SEBI decided late last year to prepare guidelines for the government. After government approval, SEBI and the Reserve Bank of India would create the regulatory framework. The committee subsequently arranged has just revealed its recommendations.

It recommends creation of one single route for what it officially defines as ‘Foreign Portfolio Investors’ (FPI) by merging the trio of the currently defined entry routes, ‘Foreign Institutional Investors (FII), ‘Sub Accounts’ and ‘Qualified Foreign Investors’ (QFI).

The committee recommended that FPIs would not be required to obtain direct registration with SEBI. Instead, designated depositary participants (DDPs) authorised by SEBI will register FPIs subject to a process of compliance and due diligence. DDPs would be banks with an international presence and be registered already at SEBI as custodians. After those preliminary acts have taken place, the overseas firms can make investments in Indian securities.

Access to Indian market has been a problem for international institutional investors for many years, and loopholes have existed which Indian regulators have sought to plug. For example in January 2012, rules were issued for direct investment in stocks by certain foreign investors, to curb a number of opaque structures which saw routing of funds by resident Indians via a window that they weren’t intended to use.

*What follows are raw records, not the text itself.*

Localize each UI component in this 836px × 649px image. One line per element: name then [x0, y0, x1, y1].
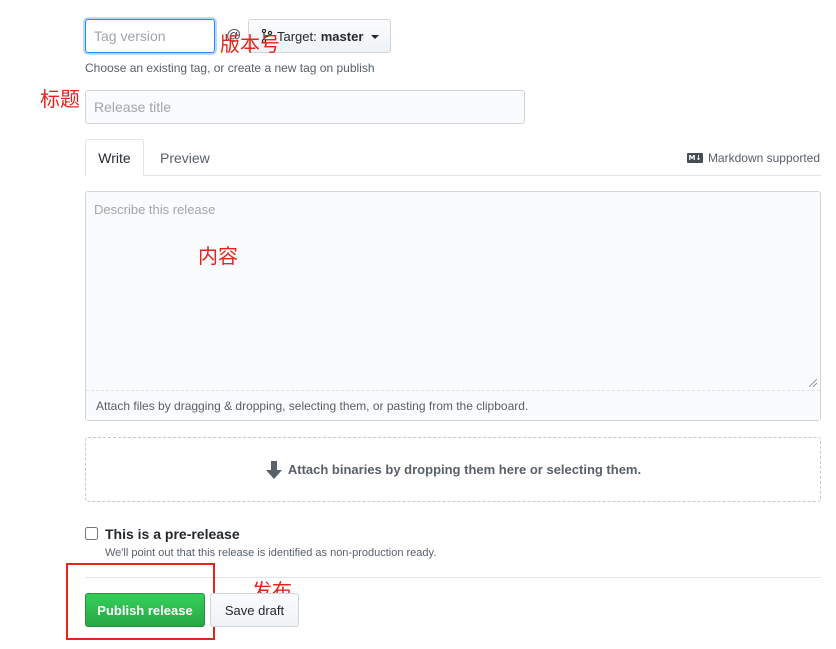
target-label: Target:	[277, 28, 317, 44]
target-branch-name: master	[320, 28, 364, 44]
prerelease-label[interactable]: This is a pre-release	[105, 526, 240, 542]
annotation-version: 版本号	[220, 32, 280, 56]
attach-files-bar[interactable]: Attach files by dragging & dropping, sel…	[86, 390, 820, 420]
tag-hint: Choose an existing tag, or create a new …	[85, 61, 375, 75]
release-title-input[interactable]	[85, 90, 525, 124]
save-draft-button[interactable]: Save draft	[210, 593, 299, 627]
prerelease-checkbox[interactable]	[85, 527, 98, 540]
tab-preview[interactable]: Preview	[160, 150, 210, 166]
attach-binaries-label: Attach binaries by dropping them here or…	[287, 462, 642, 477]
attach-binaries-dropzone[interactable]: Attach binaries by dropping them here or…	[85, 437, 821, 502]
prerelease-note: We'll point out that this release is ide…	[105, 547, 437, 559]
tab-divider	[85, 175, 821, 176]
arrow-down-icon	[265, 460, 282, 479]
annotation-title: 标题	[40, 87, 80, 111]
markdown-icon: M↓	[686, 153, 703, 163]
caret-down-icon	[371, 35, 380, 39]
markdown-supported-label: Markdown supported	[707, 151, 820, 165]
tab-write[interactable]: Write	[85, 139, 144, 176]
resize-handle-icon[interactable]	[809, 379, 817, 387]
annotation-content: 内容	[198, 244, 238, 268]
markdown-supported-link[interactable]: M↓ Markdown supported	[686, 151, 820, 165]
release-description-textarea[interactable]	[86, 192, 820, 390]
release-body-editor: Attach files by dragging & dropping, sel…	[85, 191, 821, 421]
publish-release-button[interactable]: Publish release	[85, 593, 205, 627]
tag-version-input[interactable]	[85, 19, 215, 53]
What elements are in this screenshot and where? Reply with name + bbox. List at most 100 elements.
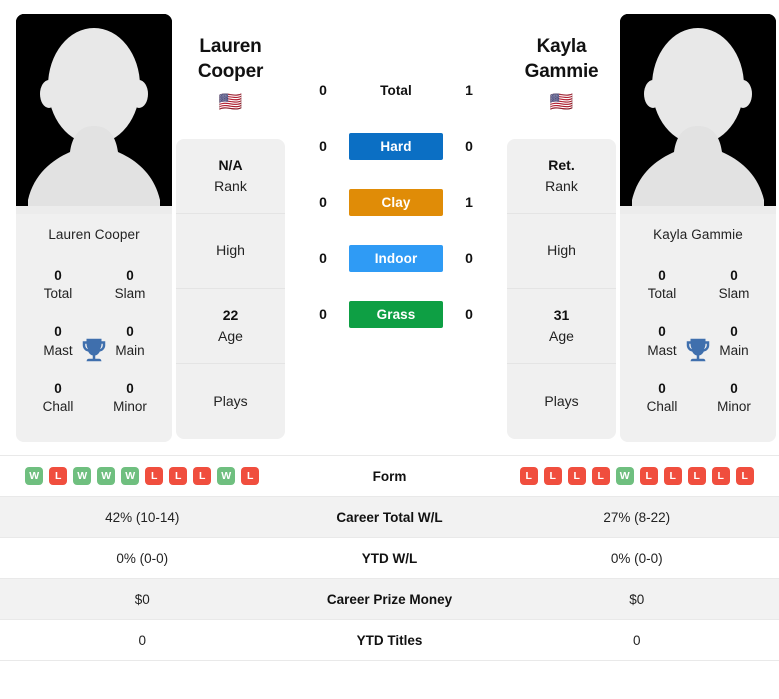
surface-badge-indoor[interactable]: Indoor	[349, 244, 443, 272]
left-last-name: Cooper	[197, 61, 264, 83]
h2h-row-hard: 0 Hard 0	[297, 118, 495, 174]
form-badge-loss[interactable]: L	[687, 467, 706, 486]
title-main: 0 Main	[102, 323, 158, 359]
right-plays-cell: Plays	[507, 364, 616, 439]
table-row: 0% (0-0) YTD W/L 0% (0-0)	[0, 538, 779, 580]
h2h-right-score: 0	[465, 250, 473, 266]
left-avatar-name: Lauren Cooper	[16, 214, 172, 257]
left-info-card: N/A Rank High 22 Age Plays	[176, 139, 285, 440]
left-high-label: High	[216, 242, 245, 259]
title-slam-label: Slam	[718, 286, 750, 302]
surface-badge-grass[interactable]: Grass	[349, 300, 443, 328]
h2h-right-score: 0	[465, 138, 473, 154]
right-player-name[interactable]: Kayla Gammie	[507, 14, 616, 84]
title-chall-label: Chall	[646, 399, 678, 415]
title-minor: 0 Minor	[102, 380, 158, 416]
title-mast-value: 0	[658, 324, 666, 340]
united-states-flag: 🇺🇸	[549, 92, 574, 114]
h2h-right-score: 1	[465, 82, 473, 98]
form-badge-loss[interactable]: L	[49, 467, 68, 486]
left-player-avatar	[16, 14, 172, 214]
form-badge-win[interactable]: W	[97, 467, 116, 486]
trophy-icon	[683, 335, 713, 365]
right-rank-cell: Ret. Rank	[507, 139, 616, 215]
title-main-label: Main	[719, 342, 749, 358]
title-slam-label: Slam	[114, 286, 146, 302]
title-minor: 0 Minor	[706, 380, 762, 416]
left-player-card[interactable]: Lauren Cooper 0 Total 0 Slam 0 Mast 0 Ma…	[16, 14, 172, 443]
left-rank-label: Rank	[214, 177, 247, 194]
title-slam-value: 0	[730, 268, 738, 283]
form-badge-loss[interactable]: L	[241, 467, 260, 486]
form-badge-loss[interactable]: L	[735, 467, 754, 486]
h2h-left-score: 0	[319, 82, 327, 98]
form-badge-loss[interactable]: L	[543, 467, 562, 486]
h2h-left-score: 0	[319, 194, 327, 210]
form-badge-loss[interactable]: L	[663, 467, 682, 486]
form-badge-loss[interactable]: L	[519, 467, 538, 486]
title-slam: 0 Slam	[102, 267, 158, 303]
left-titles-grid: 0 Total 0 Slam 0 Mast 0 Main 0 Chall 0 M…	[16, 257, 172, 443]
title-main-value: 0	[126, 324, 134, 340]
right-age-label: Age	[549, 327, 574, 344]
form-badge-win[interactable]: W	[615, 467, 634, 486]
left-rank-cell: N/A Rank	[176, 139, 285, 215]
form-badge-loss[interactable]: L	[169, 467, 188, 486]
right-titles-grid: 0 Total 0 Slam 0 Mast 0 Main 0 Chall 0 M…	[620, 257, 776, 443]
right-ytd_wl: 0% (0-0)	[610, 550, 663, 566]
right-player-avatar	[620, 14, 776, 214]
form-badge-win[interactable]: W	[73, 467, 92, 486]
form-badge-loss[interactable]: L	[567, 467, 586, 486]
form-badge-loss[interactable]: L	[145, 467, 164, 486]
title-total-label: Total	[43, 286, 73, 302]
title-mast-label: Mast	[43, 342, 73, 358]
form-badge-loss[interactable]: L	[639, 467, 658, 486]
right-high-cell: High	[507, 214, 616, 290]
form-badge-loss[interactable]: L	[193, 467, 212, 486]
title-chall-value: 0	[54, 380, 62, 396]
surface-badge-clay[interactable]: Clay	[349, 188, 443, 216]
left-first-name: Lauren	[199, 36, 262, 57]
left-age-label: Age	[218, 327, 243, 344]
title-minor-value: 0	[126, 380, 134, 396]
table-row: 42% (10-14) Career Total W/L 27% (8-22)	[0, 497, 779, 539]
right-info-column: Kayla Gammie 🇺🇸 Ret. Rank High 31 Age Pl…	[503, 14, 620, 440]
title-total-value: 0	[658, 268, 666, 283]
title-main-label: Main	[115, 342, 145, 358]
h2h-row-grass: 0 Grass 0	[297, 286, 495, 342]
stats-comparison-table: W L W W W L L L W L Form L L L L W L L L L L 42% (10-14) Caree…	[0, 455, 779, 662]
title-chall: 0 Chall	[634, 380, 690, 416]
left-player-column: Lauren Cooper 0 Total 0 Slam 0 Mast 0 Ma…	[16, 14, 172, 443]
right-info-card: Ret. Rank High 31 Age Plays	[507, 139, 616, 440]
right-career_total_wl: 27% (8-22)	[603, 509, 671, 525]
left-age-cell: 22 Age	[176, 289, 285, 365]
form-badge-loss[interactable]: L	[591, 467, 610, 486]
surface-badge-hard[interactable]: Hard	[349, 132, 443, 160]
left-player-name[interactable]: Lauren Cooper	[176, 14, 285, 84]
right-high-label: High	[547, 242, 576, 259]
head-to-head-panel: 0 Total 1 0 Hard 0 0 Clay 1 0 Indoor 0 0 Grass 0	[289, 14, 503, 342]
left-plays-cell: Plays	[176, 364, 285, 439]
titles-row: 0 Total 0 Slam	[16, 257, 172, 313]
right-player-column: Kayla Gammie 0 Total 0 Slam 0 Mast 0 Mai…	[620, 14, 776, 443]
title-total: 0 Total	[634, 267, 690, 303]
comparison-header: Lauren Cooper 0 Total 0 Slam 0 Mast 0 Ma…	[0, 0, 779, 443]
form-badge-win[interactable]: W	[121, 467, 140, 486]
player-comparison-page: Lauren Cooper 0 Total 0 Slam 0 Mast 0 Ma…	[0, 0, 779, 699]
title-total-value: 0	[54, 268, 62, 283]
title-slam-value: 0	[126, 268, 134, 283]
right-player-card[interactable]: Kayla Gammie 0 Total 0 Slam 0 Mast 0 Mai…	[620, 14, 776, 443]
left-high-cell: High	[176, 214, 285, 290]
left-career_prize_money: $0	[134, 591, 150, 607]
titles-row: 0 Total 0 Slam	[620, 257, 776, 313]
trophy-icon	[79, 335, 109, 365]
form-badge-win[interactable]: W	[25, 467, 44, 486]
right-form-cell: LLLLWLLLLL	[495, 458, 779, 494]
title-minor-value: 0	[730, 380, 738, 396]
form-badge-list: LLLLWLLLLL	[505, 467, 770, 486]
form-badge-loss[interactable]: L	[711, 467, 730, 486]
h2h-row-indoor: 0 Indoor 0	[297, 230, 495, 286]
title-chall-label: Chall	[42, 399, 74, 415]
stat-label: Career Total W/L	[336, 509, 443, 525]
form-badge-win[interactable]: W	[217, 467, 236, 486]
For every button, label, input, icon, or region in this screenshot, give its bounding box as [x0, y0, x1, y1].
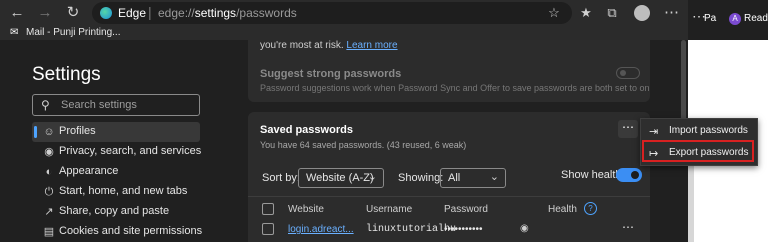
- row-more-icon[interactable]: ⋯: [622, 220, 634, 234]
- show-health-label: Show health: [561, 169, 622, 181]
- sidebar-item-start-home[interactable]: ⏻ Start, home, and new tabs: [32, 182, 200, 202]
- show-health-toggle[interactable]: [616, 168, 642, 182]
- search-icon: ⚲: [41, 98, 50, 112]
- favorites-icon[interactable]: ★: [578, 5, 594, 21]
- lock-icon: ◉: [44, 146, 54, 158]
- mail-icon: ✉: [10, 27, 19, 38]
- favorite-link[interactable]: Mail - Punji Printing...: [26, 27, 120, 38]
- sidebar-item-label: Appearance: [59, 165, 119, 177]
- row-website[interactable]: login.adreact...: [288, 224, 354, 235]
- column-header-username[interactable]: Username: [366, 204, 412, 215]
- avatar[interactable]: [634, 5, 650, 21]
- sidebar-item-share[interactable]: ↗ Share, copy and paste: [32, 202, 200, 222]
- info-icon[interactable]: ?: [584, 202, 597, 215]
- background-tab-label: Ready to I: [744, 13, 768, 24]
- suggest-passwords-title: Suggest strong passwords: [260, 68, 402, 80]
- more-options-icon[interactable]: ⋯: [664, 3, 679, 21]
- sidebar-item-profiles[interactable]: ☺ Profiles: [32, 122, 200, 142]
- suggest-passwords-card: you're most at risk. Learn more Suggest …: [248, 40, 650, 102]
- address-app-name: Edge: [118, 6, 147, 20]
- sidebar-item-label: Start, home, and new tabs: [59, 185, 188, 197]
- import-icon: ⇥: [649, 126, 659, 138]
- address-bar[interactable]: Edge | edge://settings/passwords ☆: [92, 2, 572, 24]
- sort-label: Sort by:: [262, 172, 300, 184]
- showing-label: Showing:: [398, 172, 444, 184]
- learn-more-link[interactable]: Learn more: [346, 40, 397, 51]
- tab-favicon-icon: A: [729, 13, 741, 25]
- background-tab-strip: ⋯ Pa A Ready to I: [688, 0, 768, 40]
- chevron-down-icon: ⌄: [367, 171, 377, 183]
- page-title: Settings: [32, 64, 101, 85]
- forward-icon[interactable]: →: [36, 4, 54, 22]
- search-placeholder: Search settings: [61, 99, 137, 111]
- share-icon: ↗: [44, 206, 54, 218]
- chevron-down-icon: ⌄: [489, 171, 499, 183]
- add-favorite-icon[interactable]: ☆: [546, 5, 562, 21]
- search-input[interactable]: ⚲ Search settings: [32, 94, 200, 116]
- sidebar-item-label: Privacy, search, and services: [59, 145, 202, 157]
- power-icon: ⏻: [44, 186, 54, 198]
- import-passwords-item[interactable]: ⇥ Import passwords: [641, 121, 757, 141]
- saved-passwords-card: Saved passwords You have 64 saved passwo…: [248, 112, 650, 242]
- import-label: Import passwords: [669, 125, 748, 136]
- refresh-icon[interactable]: ↻: [64, 4, 82, 22]
- browser-toolbar: ← → ↻ Edge | edge://settings/passwords ☆…: [0, 0, 688, 26]
- sort-select[interactable]: Website (A-Z) ⌄: [298, 168, 384, 188]
- more-actions-button[interactable]: ⋯: [618, 120, 638, 138]
- sort-value: Website (A-Z): [306, 172, 374, 184]
- palette-icon: ◐: [45, 166, 53, 178]
- saved-passwords-title: Saved passwords: [260, 124, 353, 136]
- sidebar-item-label: Profiles: [59, 125, 96, 137]
- sidebar-item-privacy[interactable]: ◉ Privacy, search, and services: [32, 142, 202, 162]
- address-url: edge://settings/passwords: [158, 6, 297, 20]
- back-icon[interactable]: ←: [8, 4, 26, 22]
- highlight-box: [642, 140, 754, 162]
- sidebar-item-label: Cookies and site permissions: [59, 225, 203, 237]
- edge-logo-icon: [100, 7, 112, 19]
- divider: [248, 196, 650, 197]
- select-all-checkbox[interactable]: [262, 203, 274, 215]
- person-icon: ☺: [43, 126, 55, 138]
- saved-passwords-count: You have 64 saved passwords. (43 reused,…: [260, 140, 467, 150]
- background-tab-label: Pa: [704, 13, 717, 24]
- cookie-icon: ▤: [43, 226, 55, 238]
- learn-more-text: you're most at risk. Learn more: [260, 40, 398, 51]
- active-indicator: [34, 126, 37, 138]
- column-header-password[interactable]: Password: [444, 204, 488, 215]
- sidebar-item-appearance[interactable]: ◐ Appearance: [32, 162, 200, 182]
- suggest-passwords-toggle[interactable]: [616, 67, 640, 79]
- favorites-bar: ✉ Mail - Punji Printing...: [0, 26, 688, 40]
- edge-window: ← → ↻ Edge | edge://settings/passwords ☆…: [0, 0, 688, 242]
- sidebar-item-cookies[interactable]: ▤ Cookies and site permissions: [32, 222, 203, 242]
- row-password: •••••••••••: [444, 224, 483, 235]
- row-checkbox[interactable]: [262, 223, 274, 235]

The committee felt that non-resident Indians presently have a fairly free route for accessing India’s securities market. Therefore they will continue to be viewed as a distinct market participant group enjoying certain investment privileges not available to foreign investors.

For early-stage investors, the ‘Foreign Venture Capital Investor’ (FVCI) regime applies. The committee decided that this has certain benefits such as non-applicability of pricing norms and a relaxation from post IPO lock-in requirements, which promote venture capital investments. Accordingly, the committee recommended that the FVCI procedure would continue and should be expanded to include more industrial sectors.